Some versions of grep provide an -F flag, which turns off wildcards such as dot. However, this isn't portable.

There is yet another bug with the grep example: if a file's owner or group contains the string ".conf", it will be incorrectly passed through by the grep. This could be addressed by making sure the regular expression only matches the last part of the line (the filename):

% ls -a -l -S /etc/ | grep '\.conf[^ ]*$' | head -5
Clearly, this approach is rapidly becoming very complex, and it still doesn't work if /etc contains any files with spaces in their names!

This problem is an excellent example of how complex systems can interact in unexpected ways on rare or unanticipated cases. If you really wanted to solve this problem for all possible cases, you might have to write a program that uses the UNIX syscalls directly. However, for most purposes, the first example above would suffice, so we consider it to be a fine answer to the problem.


Problem #5

Why does the first command work in the /etc directory when the second one doesn't?? How else can the second command not produce the same output as the first? Can you think of any negative side effects that this construction might cause for the user?
#1: athena% ls | head -1
#2: athena% ls > temp; head -1 < temp

The key difference between #1 and #2 is that #2 holds the output of the ls command in a temporary file named temp, while the version #1 pipes the output of the ls command directly to the input of the head command. This fails if your current directory is a directory in which you do not have write permission, as is the case with the /etc directory. The outputs could differ because version #2 creates temp before running ls. Therefore, if temp is the first file listed in the directory, it will appear in the output of #2 but not #1.

Here are some negative side effects of the second form:

As a result of these differences, the first form of the command can be repeated any number of times, while the second form cannot be repeated without risking failure.


Problem #6

Consider these two commands:
athena% cat myyes
#!/bin/sh

echo y
sleep 1
echo n
athena% 
#1 athena% (./myyes ; ./myyes) > temp3 
#2 athena% (./myyes & ./myyes) > temp4 
Based on your understanding of file I/O in UNIX, what is going on here, and why?
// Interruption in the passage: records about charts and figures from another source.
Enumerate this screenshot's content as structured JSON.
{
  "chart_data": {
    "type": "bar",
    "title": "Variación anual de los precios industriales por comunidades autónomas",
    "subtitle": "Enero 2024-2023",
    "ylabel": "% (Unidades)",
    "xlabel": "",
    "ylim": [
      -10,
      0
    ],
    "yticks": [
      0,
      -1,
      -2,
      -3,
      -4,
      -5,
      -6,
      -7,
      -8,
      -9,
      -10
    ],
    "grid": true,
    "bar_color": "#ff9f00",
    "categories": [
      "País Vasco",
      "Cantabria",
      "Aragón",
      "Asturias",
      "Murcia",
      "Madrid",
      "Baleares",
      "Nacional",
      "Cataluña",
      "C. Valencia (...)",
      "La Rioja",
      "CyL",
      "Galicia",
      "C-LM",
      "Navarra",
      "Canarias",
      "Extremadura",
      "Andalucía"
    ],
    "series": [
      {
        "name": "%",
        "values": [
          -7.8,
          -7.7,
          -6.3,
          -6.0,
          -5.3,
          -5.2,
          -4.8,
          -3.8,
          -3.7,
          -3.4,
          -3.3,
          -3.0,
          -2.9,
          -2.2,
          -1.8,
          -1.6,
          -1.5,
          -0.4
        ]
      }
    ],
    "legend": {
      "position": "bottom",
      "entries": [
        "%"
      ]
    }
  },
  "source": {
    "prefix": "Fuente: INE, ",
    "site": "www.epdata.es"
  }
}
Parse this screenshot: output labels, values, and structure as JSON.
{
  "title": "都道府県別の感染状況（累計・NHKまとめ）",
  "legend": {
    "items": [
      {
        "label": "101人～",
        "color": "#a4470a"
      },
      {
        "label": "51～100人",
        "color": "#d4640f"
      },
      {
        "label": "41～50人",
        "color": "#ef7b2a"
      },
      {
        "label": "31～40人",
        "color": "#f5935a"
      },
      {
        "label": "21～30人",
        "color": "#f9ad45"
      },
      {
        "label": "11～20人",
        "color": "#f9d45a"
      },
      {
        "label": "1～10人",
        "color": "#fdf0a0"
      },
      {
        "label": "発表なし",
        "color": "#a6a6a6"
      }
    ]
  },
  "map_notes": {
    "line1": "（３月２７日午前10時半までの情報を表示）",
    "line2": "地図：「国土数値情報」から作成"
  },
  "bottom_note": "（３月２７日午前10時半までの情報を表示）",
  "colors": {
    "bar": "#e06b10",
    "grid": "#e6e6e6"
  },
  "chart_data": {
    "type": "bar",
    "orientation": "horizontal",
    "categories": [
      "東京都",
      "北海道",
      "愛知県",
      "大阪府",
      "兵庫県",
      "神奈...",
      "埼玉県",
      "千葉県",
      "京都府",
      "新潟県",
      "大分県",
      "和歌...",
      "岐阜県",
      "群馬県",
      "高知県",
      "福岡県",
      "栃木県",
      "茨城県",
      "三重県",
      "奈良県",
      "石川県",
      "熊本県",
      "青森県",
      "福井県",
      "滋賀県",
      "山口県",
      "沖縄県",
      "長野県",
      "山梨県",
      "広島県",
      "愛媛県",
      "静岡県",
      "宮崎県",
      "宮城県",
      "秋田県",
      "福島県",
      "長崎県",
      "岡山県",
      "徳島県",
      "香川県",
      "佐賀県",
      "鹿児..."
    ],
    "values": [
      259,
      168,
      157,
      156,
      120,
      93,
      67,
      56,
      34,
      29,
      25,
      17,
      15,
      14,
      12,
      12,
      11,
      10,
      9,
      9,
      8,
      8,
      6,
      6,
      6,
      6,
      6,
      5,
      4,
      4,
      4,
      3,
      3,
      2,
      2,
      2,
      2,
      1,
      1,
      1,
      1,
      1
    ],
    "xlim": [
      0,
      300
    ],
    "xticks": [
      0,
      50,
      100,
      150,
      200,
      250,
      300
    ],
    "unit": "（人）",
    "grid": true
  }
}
Is this different from what you would expect? (If there is more than one difference between the two files, it is the ordering of the letters y and n that we are interested in).

The parenthesis cause a recursive invocation of the shell; the results are put into the file named after the greater-than sign.

In #1, the two myyes shell scripts run sequentially. Each script prints a y by itself on a line, sleeps, and then prints a n by itself on a line. The result is therefore:

athena% cat temp3
y
n
y
n
athena%

In #2, the two myyes scripts run concurrently. (Technically, the first is run in the background while the second is run in the foreground.) Both scripts have the their output piped into the file temp4, resulting in outputs that are interleaved.

athena% cat temp4
[1] 3394
y
y
n
n
athena%
The first line of output is the result of running the first myyes command in the background; the shell print the job number ([1]) and the process number (3394) of that background process before executing the second instance of the myyes script.

Problem #7

This homework took your TA 4 hours to grade. The write-up took another three hours.